Une prouesse de génie chimique au niveau nanométrique
Une avancée déterminante vient d’être franchie par des chercheurs américains de l’Université du Mississippi et de l’université Texas A&M. L’atmosphère de la planète rouge étant constituée à 96 % de dioxyde de carbone ($CO_2$), l’équipe s’est attelée à transformer ce gaz ambiant en méthane, un combustible particulièrement efficient. Le processus repose sur la réduction électrochimique : un courant électrique traverse une cellule afin de restructurer le $CO_2$ en composés carbonés exploitables. Dirigée par Ahmed Badreldin, professeur assistant en génie chimique, l’équipe a conçu un catalyseur révolutionnaire fait de nanoclusters de cuivre dopés à l’azote. Soumises à une température de 550 °C, ces nanoparticules adoptent une structure des milliers de fois plus petite que l’épaisseur d’un cheveu.

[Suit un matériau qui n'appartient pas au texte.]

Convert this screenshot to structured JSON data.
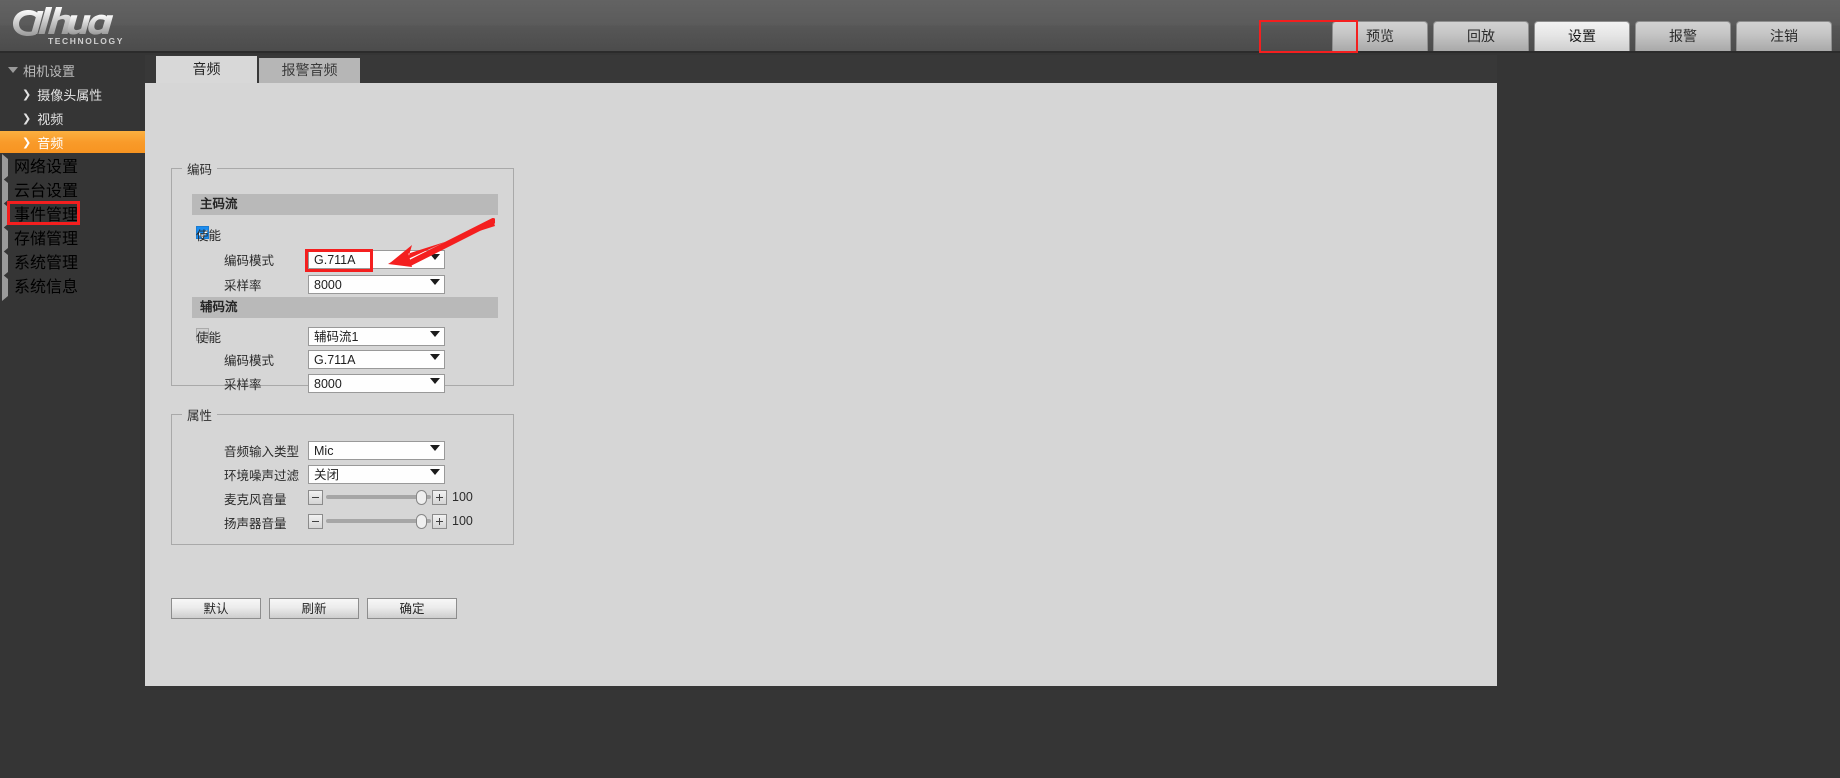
{
  "brand": {
    "logo_text": "alhua",
    "logo_sub": "TECHNOLOGY"
  },
  "nav": {
    "tabs": [
      {
        "label": "预览",
        "active": false
      },
      {
        "label": "回放",
        "active": false
      },
      {
        "label": "设置",
        "active": true
      },
      {
        "label": "报警",
        "active": false
      },
      {
        "label": "注销",
        "active": false
      }
    ],
    "highlight_color": "#f41f1f"
  },
  "sidebar": {
    "accent_color": "#f99b2a",
    "groups": [
      {
        "label": "相机设置",
        "expanded": true,
        "items": [
          {
            "label": "摄像头属性",
            "selected": false
          },
          {
            "label": "视频",
            "selected": false
          },
          {
            "label": "音频",
            "selected": true
          }
        ]
      },
      {
        "label": "网络设置",
        "expanded": false,
        "items": []
      },
      {
        "label": "云台设置",
        "expanded": false,
        "items": []
      },
      {
        "label": "事件管理",
        "expanded": false,
        "items": []
      },
      {
        "label": "存储管理",
        "expanded": false,
        "items": []
      },
      {
        "label": "系统管理",
        "expanded": false,
        "items": []
      },
      {
        "label": "系统信息",
        "expanded": false,
        "items": []
      }
    ]
  },
  "content_tabs": [
    {
      "label": "音频",
      "active": true
    },
    {
      "label": "报警音频",
      "active": false
    }
  ],
  "encode_section": {
    "legend": "编码",
    "main_stream": {
      "header": "主码流",
      "enable_label": "使能",
      "enable_checked": true,
      "mode_label": "编码模式",
      "mode_value": "G.711A",
      "samplerate_label": "采样率",
      "samplerate_value": "8000"
    },
    "sub_stream": {
      "header": "辅码流",
      "enable_label": "使能",
      "enable_checked": false,
      "stream_value": "辅码流1",
      "mode_label": "编码模式",
      "mode_value": "G.711A",
      "samplerate_label": "采样率",
      "samplerate_value": "8000"
    }
  },
  "attr_section": {
    "legend": "属性",
    "input_type_label": "音频输入类型",
    "input_type_value": "Mic",
    "noise_filter_label": "环境噪声过滤",
    "noise_filter_value": "关闭",
    "mic_volume_label": "麦克风音量",
    "mic_volume_value": "100",
    "speaker_volume_label": "扬声器音量",
    "speaker_volume_value": "100"
  },
  "buttons": [
    {
      "label": "默认"
    },
    {
      "label": "刷新"
    },
    {
      "label": "确定"
    }
  ],
  "annotations": {
    "encode_mode_box_color": "#f41f1f",
    "arrow_color": "#f41f1f",
    "sidebar_box_color": "#f41f1f"
  }
}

Le catalyseur développé permet d’obtenir un méthane d’une pureté suffisante pour alimenter les moteurs de fusée modernes sans passer par une raffinerie. La méthode, détaillée dans la revue ACS Catalysis, permet d’extraire un carburant directement utilisable par des réacteurs de nouvelle génération, à l’image des moteurs Raptor qui équipent le Starship.

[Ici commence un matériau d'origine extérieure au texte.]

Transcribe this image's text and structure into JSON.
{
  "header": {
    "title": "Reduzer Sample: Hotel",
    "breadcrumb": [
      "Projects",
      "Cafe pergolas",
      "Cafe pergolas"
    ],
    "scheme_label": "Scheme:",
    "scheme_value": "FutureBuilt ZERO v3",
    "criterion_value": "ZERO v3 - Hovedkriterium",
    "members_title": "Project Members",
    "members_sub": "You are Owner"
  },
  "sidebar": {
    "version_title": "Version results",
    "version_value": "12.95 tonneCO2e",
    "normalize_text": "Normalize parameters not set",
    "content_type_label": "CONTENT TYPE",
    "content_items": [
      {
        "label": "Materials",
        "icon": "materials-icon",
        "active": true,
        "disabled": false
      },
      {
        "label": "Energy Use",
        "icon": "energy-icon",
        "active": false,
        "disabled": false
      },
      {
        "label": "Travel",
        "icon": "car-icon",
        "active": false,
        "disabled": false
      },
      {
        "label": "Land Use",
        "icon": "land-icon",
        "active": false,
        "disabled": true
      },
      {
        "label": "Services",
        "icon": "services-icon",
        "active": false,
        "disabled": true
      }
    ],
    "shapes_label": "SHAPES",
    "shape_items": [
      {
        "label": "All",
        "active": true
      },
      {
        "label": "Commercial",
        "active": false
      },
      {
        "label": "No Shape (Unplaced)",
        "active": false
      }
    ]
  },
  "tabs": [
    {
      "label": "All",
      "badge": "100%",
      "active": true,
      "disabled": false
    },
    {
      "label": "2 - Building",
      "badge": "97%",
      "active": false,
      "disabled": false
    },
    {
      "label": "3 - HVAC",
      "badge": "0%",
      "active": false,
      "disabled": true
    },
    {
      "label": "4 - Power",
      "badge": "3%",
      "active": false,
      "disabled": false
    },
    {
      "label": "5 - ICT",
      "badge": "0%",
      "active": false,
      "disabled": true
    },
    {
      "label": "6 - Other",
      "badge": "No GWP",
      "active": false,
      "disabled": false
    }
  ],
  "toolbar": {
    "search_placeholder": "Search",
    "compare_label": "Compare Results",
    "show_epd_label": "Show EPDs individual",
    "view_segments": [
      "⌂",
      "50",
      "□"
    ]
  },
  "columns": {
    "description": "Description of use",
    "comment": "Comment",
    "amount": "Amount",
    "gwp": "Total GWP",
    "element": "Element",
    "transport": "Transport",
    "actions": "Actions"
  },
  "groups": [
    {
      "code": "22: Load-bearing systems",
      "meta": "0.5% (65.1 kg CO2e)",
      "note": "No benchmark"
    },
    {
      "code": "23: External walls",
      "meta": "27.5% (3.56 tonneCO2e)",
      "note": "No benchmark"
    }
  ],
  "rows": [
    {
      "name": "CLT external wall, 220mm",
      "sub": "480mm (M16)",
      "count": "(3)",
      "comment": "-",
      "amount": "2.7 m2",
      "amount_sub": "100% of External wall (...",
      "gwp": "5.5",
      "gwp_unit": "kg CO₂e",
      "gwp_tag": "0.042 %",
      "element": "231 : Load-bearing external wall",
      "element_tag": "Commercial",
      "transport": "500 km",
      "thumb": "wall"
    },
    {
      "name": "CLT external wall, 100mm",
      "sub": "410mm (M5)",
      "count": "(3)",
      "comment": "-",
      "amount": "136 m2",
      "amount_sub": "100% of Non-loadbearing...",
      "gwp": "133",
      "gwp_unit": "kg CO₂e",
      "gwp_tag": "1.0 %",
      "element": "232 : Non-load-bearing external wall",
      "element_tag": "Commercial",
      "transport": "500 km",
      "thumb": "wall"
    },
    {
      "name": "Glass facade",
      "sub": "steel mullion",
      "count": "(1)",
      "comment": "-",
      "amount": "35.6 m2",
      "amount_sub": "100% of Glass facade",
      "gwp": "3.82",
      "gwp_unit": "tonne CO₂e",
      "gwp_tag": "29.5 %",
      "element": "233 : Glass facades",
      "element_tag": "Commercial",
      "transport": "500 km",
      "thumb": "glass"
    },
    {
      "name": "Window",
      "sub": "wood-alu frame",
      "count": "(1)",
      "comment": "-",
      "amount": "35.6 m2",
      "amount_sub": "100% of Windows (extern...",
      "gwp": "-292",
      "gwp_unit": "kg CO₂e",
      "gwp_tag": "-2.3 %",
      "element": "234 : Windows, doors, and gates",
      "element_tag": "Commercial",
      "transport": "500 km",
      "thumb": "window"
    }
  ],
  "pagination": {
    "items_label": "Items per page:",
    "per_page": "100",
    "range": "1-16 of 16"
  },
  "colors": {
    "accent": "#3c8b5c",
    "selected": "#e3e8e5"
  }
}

L’ingénierie appliquée face aux contraintes environnementales extrêmes
Sur Terre, l’industrie chimique s’appuie sur d’imposantes infrastructures de raffinage pour séparer le méthane synthétique de ses sous-produits impurs. Une telle lourdeur logistique est inenvisageable sur le sol martien, où la sobriété et l’efficacité des installations conditionnent la survie même des missions. La technologie mise au point par les scientifiques offre la particularité d’engendrer un produit d’une qualité « grade propergol » dès sa sortie du réacteur électrochimique. Carter Racine, doctorant en génie mécanique à Texas A&M et coauteur des travaux, souligne par ailleurs que ce procédé offre des débouchés stratégiques sur notre propre planète. Au-delà de l’espace, la réutilisation industrielle du dioxyde de carbone offre des perspectives économiques majeures pour les transports lourds sur Terre. Alors que l’électrification par batteries montre ses limites physiques pour l’aviation long-courrier en raison d’un poids excessif, la fabrication de méthane de synthèse en circuit quasi fermé représente une solution d’avenir pragmatique, ancrée dans le réalisme technologique plutôt que dans l’utopie d’une décroissance des mobilités.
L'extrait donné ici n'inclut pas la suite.